I still have extremely strong feelings for him and he's been out for a year. I write him positive letters and also negative letters. Not about how he should come home but about how I feel with certain situations that I am in. I tell him everything and he writes back positive letters. He writes me negative letters and I respond with positive letters.

He constantly says that without me for him to vent to he would find it extremely difficult to stay out there. (He's had some pretty crappy companions which shouldn't even be out there). Of course I realize he has the Lord also.

So I guess, in your POV that I am the exception?

BTW, I didn't tell him I was waiting for him, because I find it somewhat sketchy for girls that say they will wait and they don't.

Also, I go to BYU-I which keeps me from constantly thinking about him. Keeping busy is best.
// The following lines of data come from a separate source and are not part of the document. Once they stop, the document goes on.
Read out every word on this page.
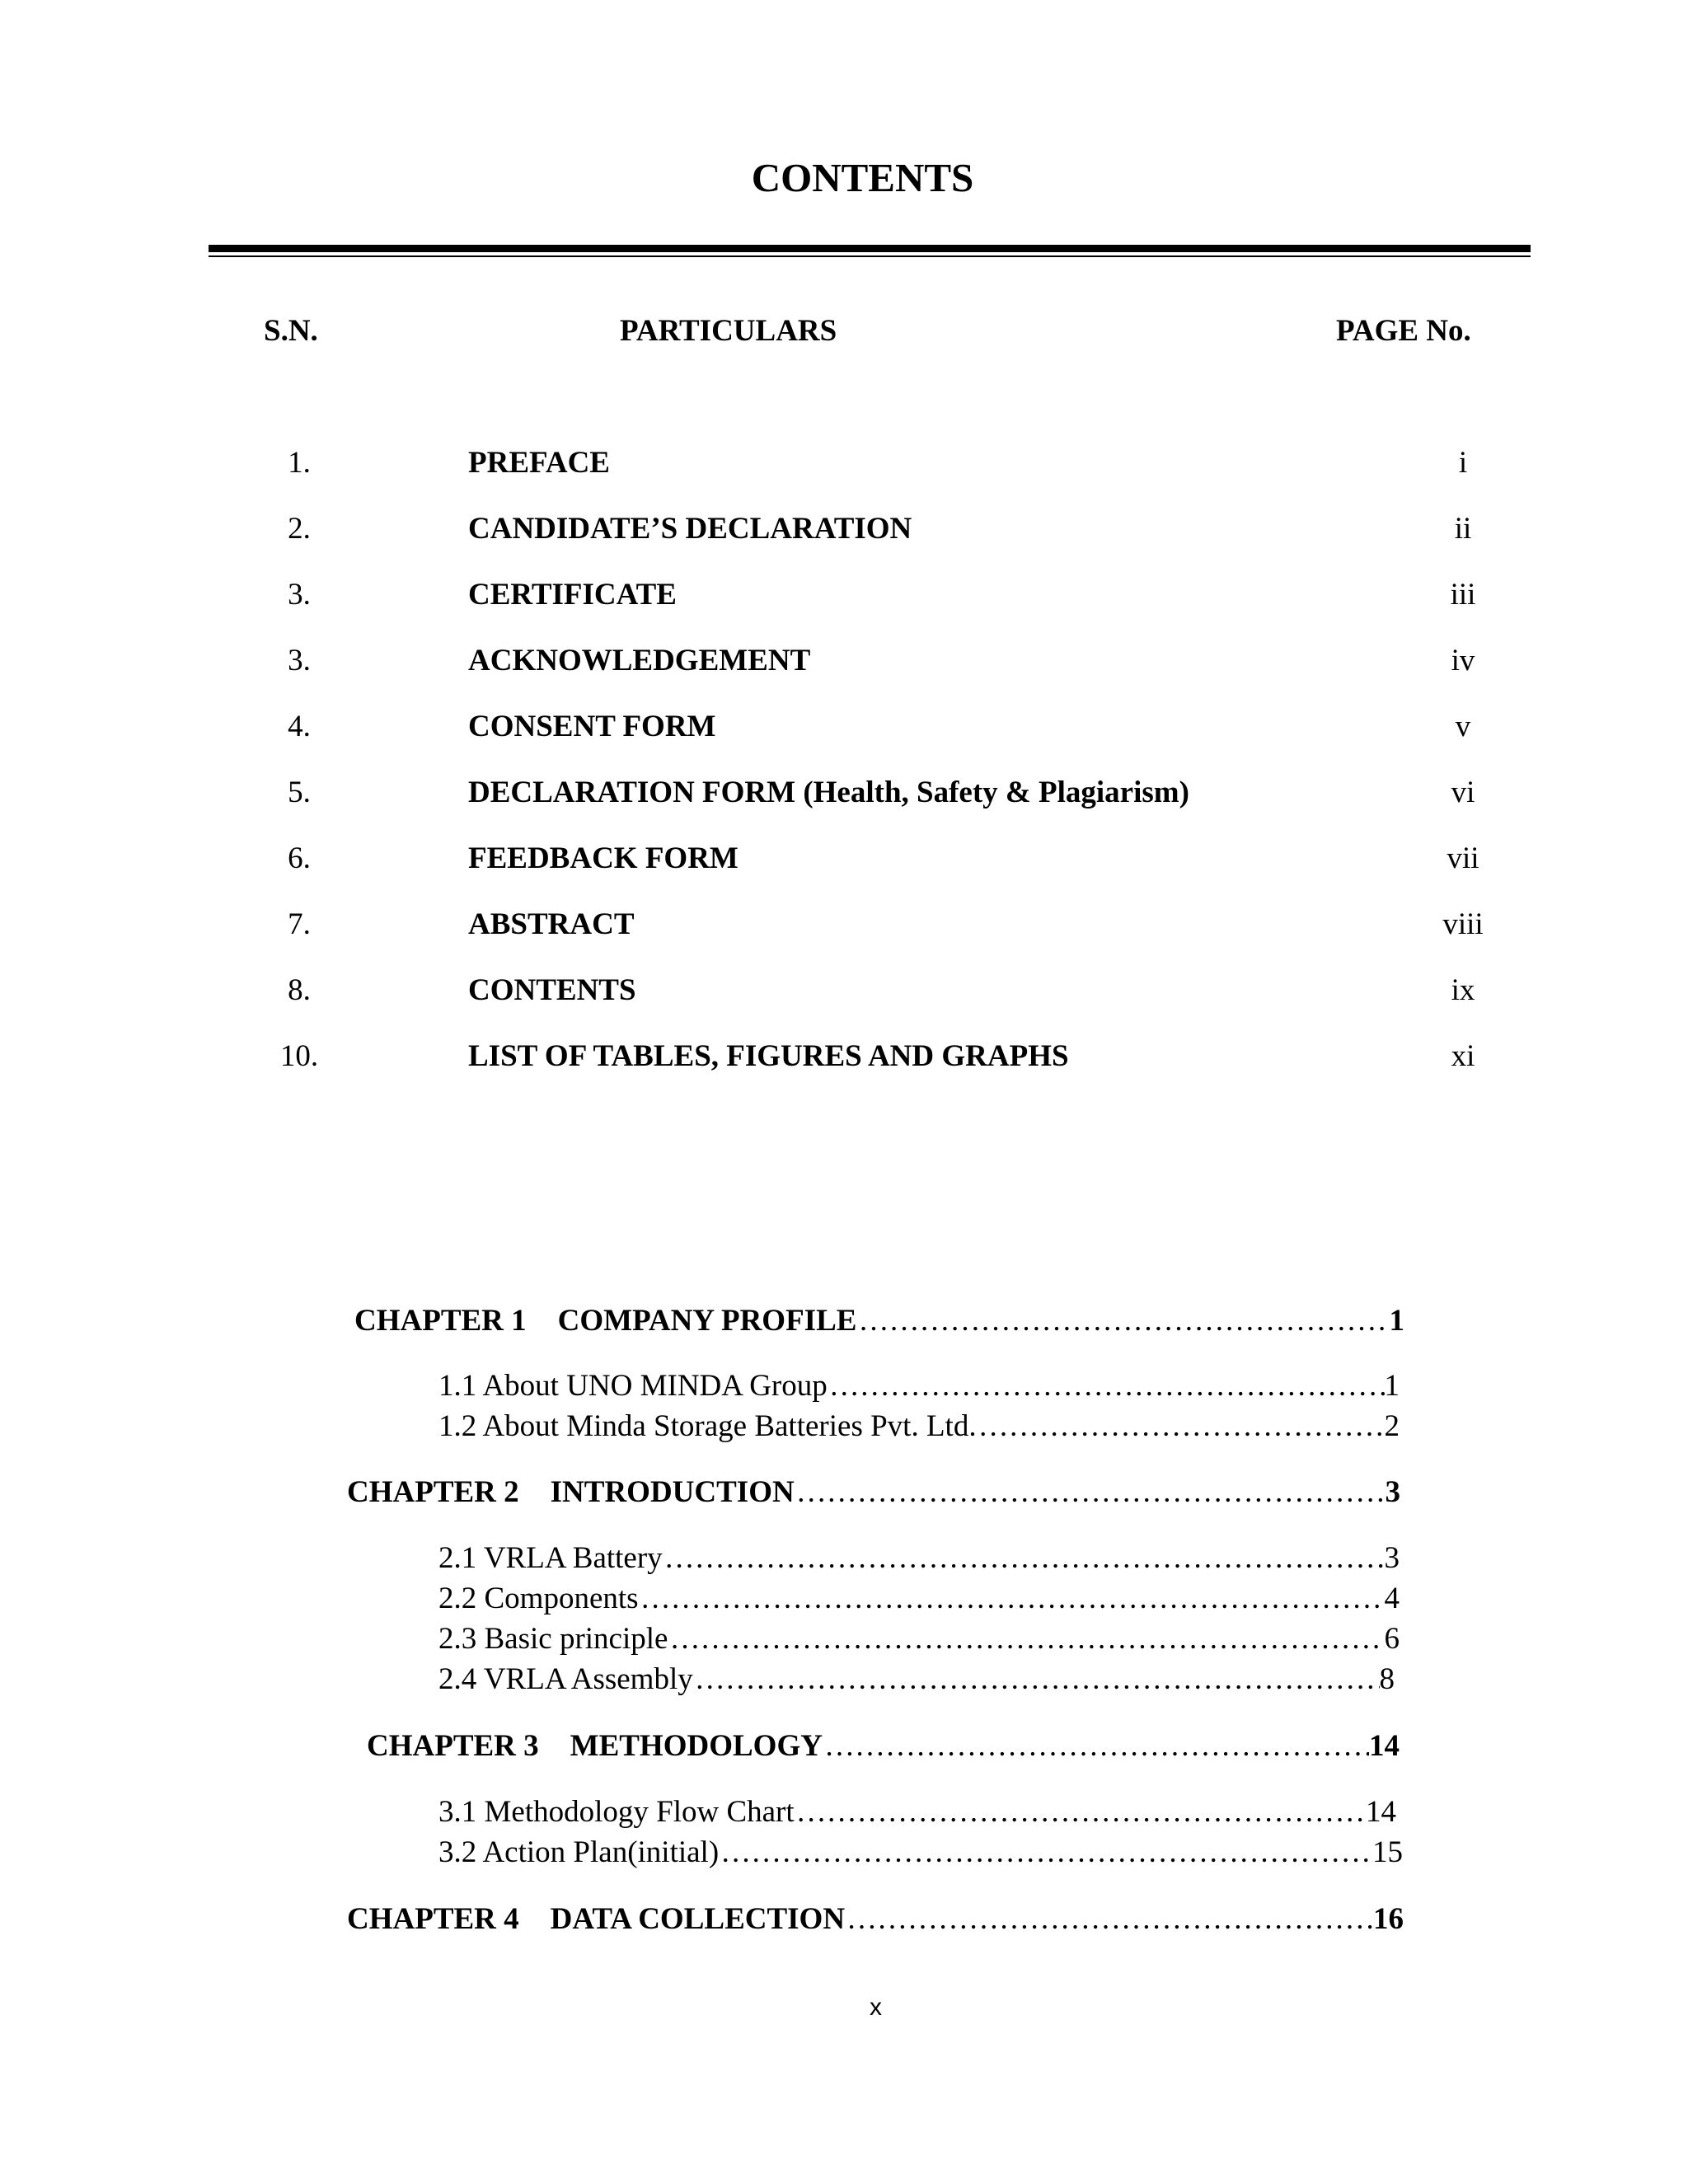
CONTENTS
S.N.	PARTICULARS	PAGE No.
1.	PREFACE	i
2.	CANDIDATE’S DECLARATION	ii
3.	CERTIFICATE	iii
3.	ACKNOWLEDGEMENT	iv
4.	CONSENT FORM	v
5.	DECLARATION FORM (Health, Safety & Plagiarism)	vi
6.	FEEDBACK FORM	vii
7.	ABSTRACT	viii
8.	CONTENTS	ix
10.	LIST OF TABLES, FIGURES AND GRAPHS	xi
CHAPTER 1 COMPANY PROFILE ………………………………………………………………………………………………………………………………………………	1
1.1 About UNO MINDA Group ………………………………………………………………………………………………………………………………………………	1
1.2 About Minda Storage Batteries Pvt. Ltd. ………………………………………………………………………………………………………………………………………………	2
CHAPTER 2 INTRODUCTION ………………………………………………………………………………………………………………………………………………	3
2.1 VRLA Battery ………………………………………………………………………………………………………………………………………………	3
2.2 Components ………………………………………………………………………………………………………………………………………………	4
2.3 Basic principle ………………………………………………………………………………………………………………………………………………	6
2.4 VRLA Assembly ………………………………………………………………………………………………………………………………………………	8
CHAPTER 3 METHODOLOGY ………………………………………………………………………………………………………………………………………………	14
3.1 Methodology Flow Chart ………………………………………………………………………………………………………………………………………………	14
3.2 Action Plan(initial) ………………………………………………………………………………………………………………………………………………	15
CHAPTER 4 DATA COLLECTION ………………………………………………………………………………………………………………………………………………	16
x
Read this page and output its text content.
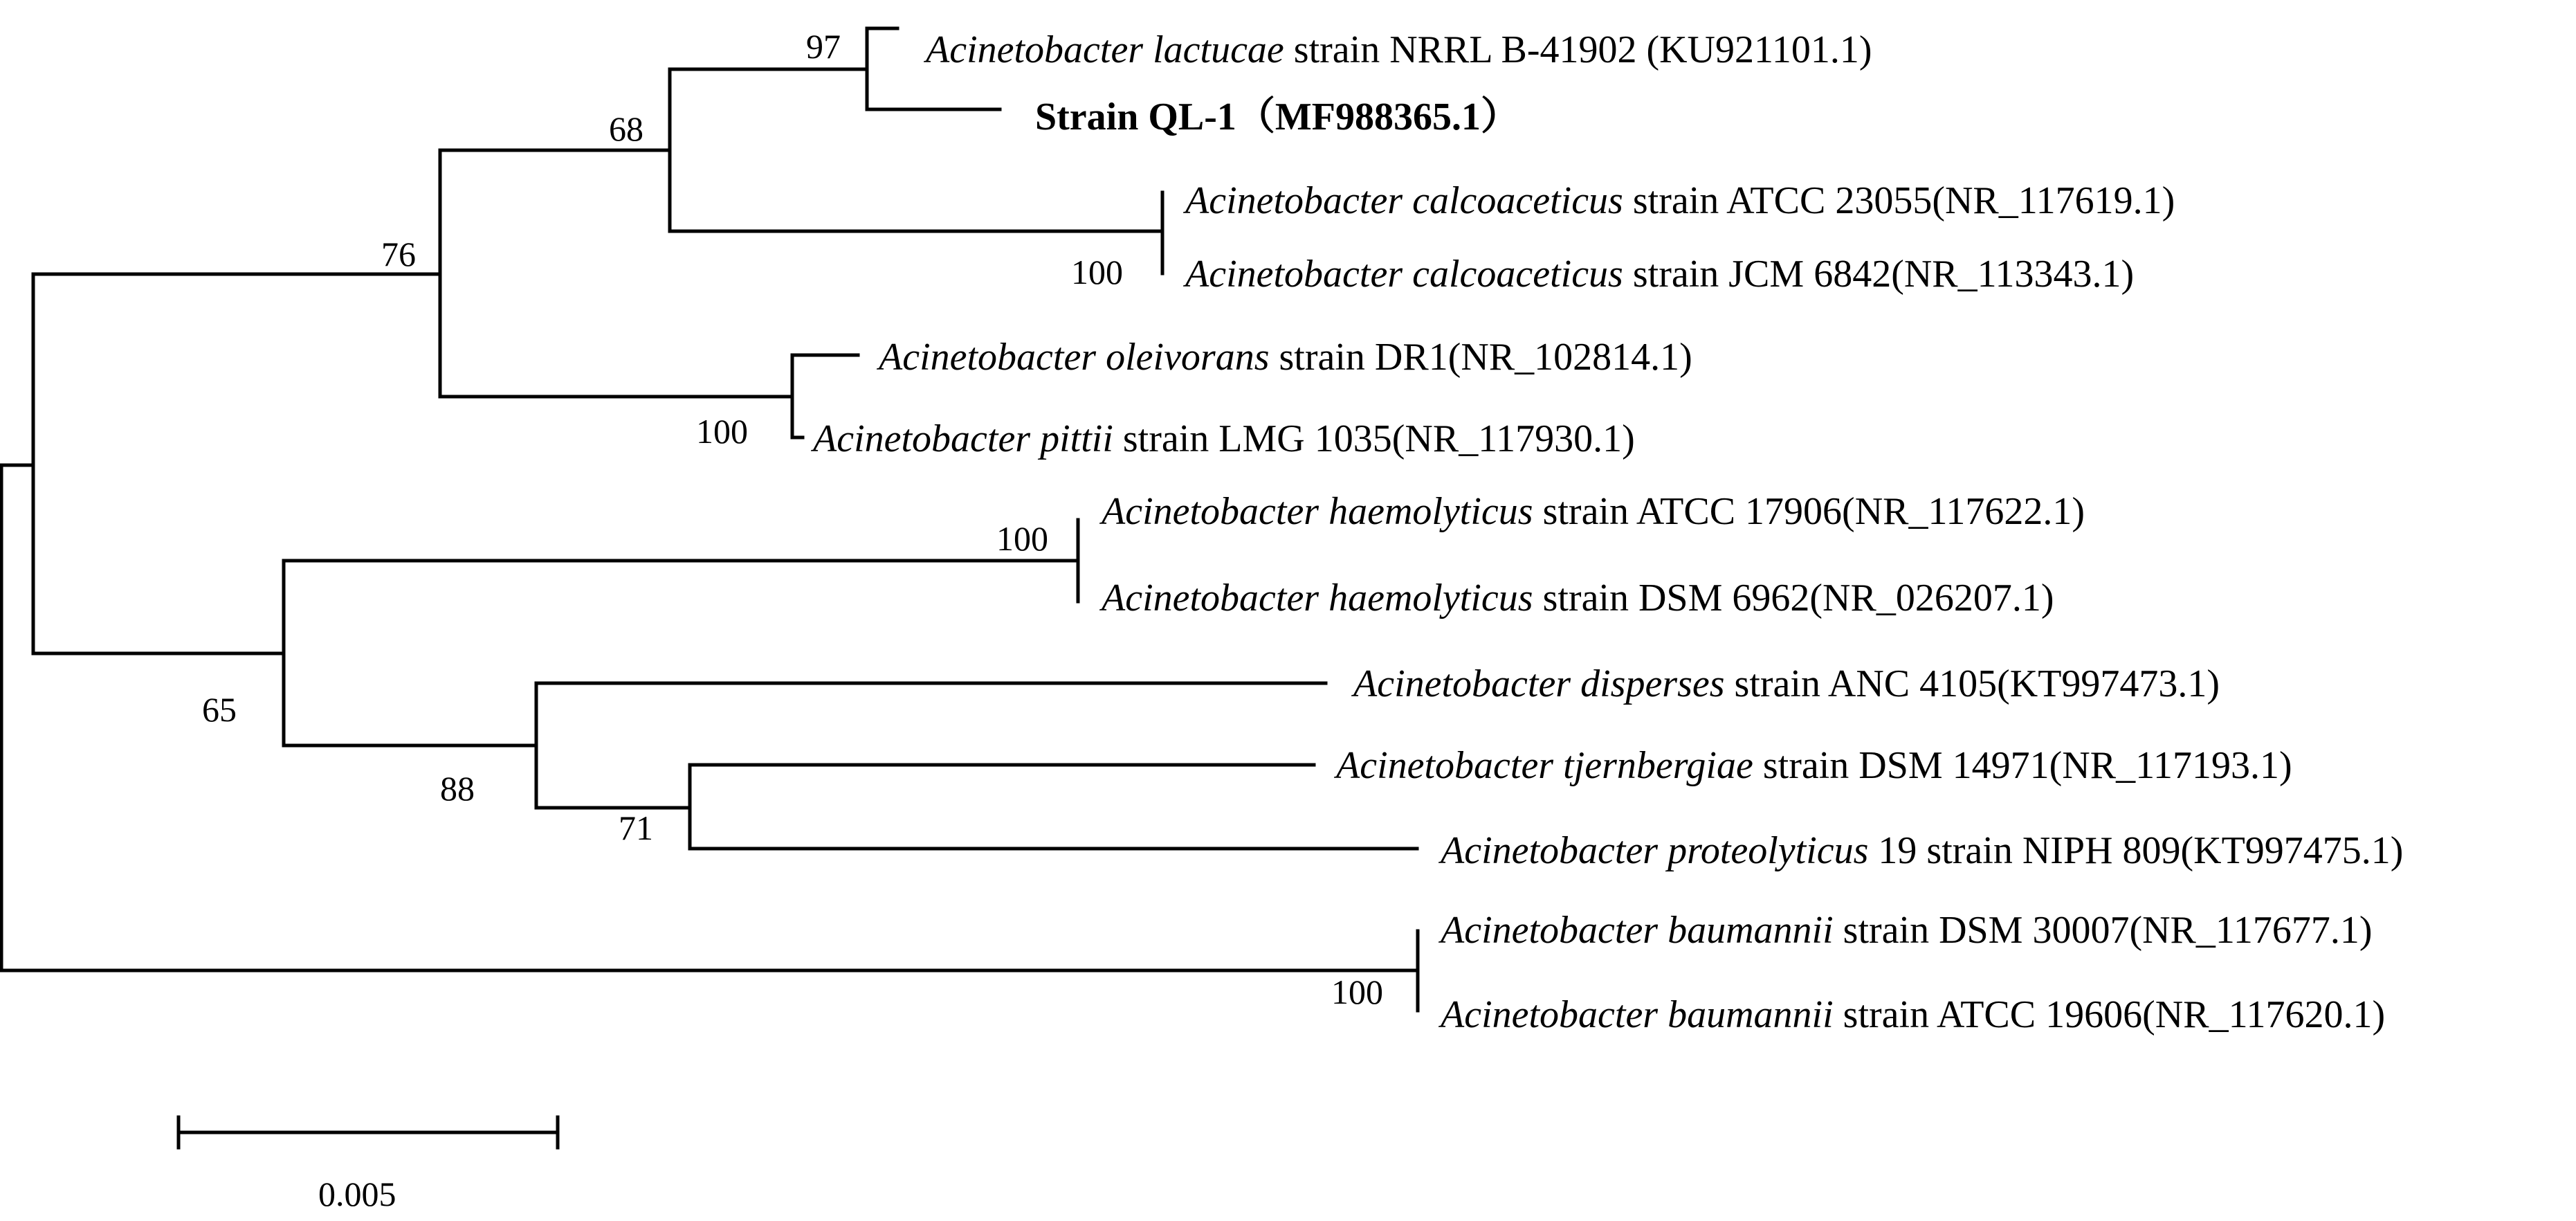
Acinetobacter lactucae strain NRRL B-41902 (KU921101.1)
Strain QL-1（MF988365.1）
Acinetobacter calcoaceticus strain ATCC 23055(NR_117619.1)
Acinetobacter calcoaceticus strain JCM 6842(NR_113343.1)
Acinetobacter oleivorans strain DR1(NR_102814.1)
Acinetobacter pittii strain LMG 1035(NR_117930.1)
Acinetobacter haemolyticus strain ATCC 17906(NR_117622.1)
Acinetobacter haemolyticus strain DSM 6962(NR_026207.1)
Acinetobacter disperses strain ANC 4105(KT997473.1)
Acinetobacter tjernbergiae strain DSM 14971(NR_117193.1)
Acinetobacter proteolyticus 19 strain NIPH 809(KT997475.1)
Acinetobacter baumannii strain DSM 30007(NR_117677.1)
Acinetobacter baumannii strain ATCC 19606(NR_117620.1)
97
68
76	100
100
100
65
88
71
100
0.005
But I also see my peers who are waiting for missionaries date, lead the guys on, and in the end will not let go of the missionary and break the guys heart.

Just some thoughts... ?


Dear Thoughts,

I KNOW it’s difficult. It’s also the right thing to do, for both of you.
People are in a constant state of change. Successful or not, honorable or not, the Return Missionary is a different man than the boy who left. As are the people who stayed behind.

Sometimes that’s good. Sometimes it’s bad. Sometimes the changes are significant and obvious, sometimes much more subtle.

While change can be more difficult to observe while we’re together, it’s easier to adapt to than when we’re apart for a significant length of time.
There’s nothing wrong with you writing him, I highly encourage it, so long as your letters are not filled with romance and longing. It sounds like the pen pal thing is going well, keep it up!

You were smart enough not to promise to wait, and you shouldn’t be waiting; you should be dating.

It’s also Good that you’re busy with your studies.

But you need to realize that when he comes back you may get back together, and you may not. The latter actually tends to be what happens: most often couples who Exclusively Dated right before the Mission DON’T end up together. Maybe you will, and maybe you won’t, but you owe it to yourself to not ignore any of the other possibilities that may come along while he’s gone.

Too many young sisters “wait” themselves out of contention, putting off marriage for the Future RM, schooling, career or something (like Prince Charming to appear on his Noble Steed with light shining from above declaring him worthy of her love), only to find themselves Single and 35.

And, when he comes back, he should probably date girls other than just you; he needs to be sure.
In my Point of View you’re not the exception; you’re the rule.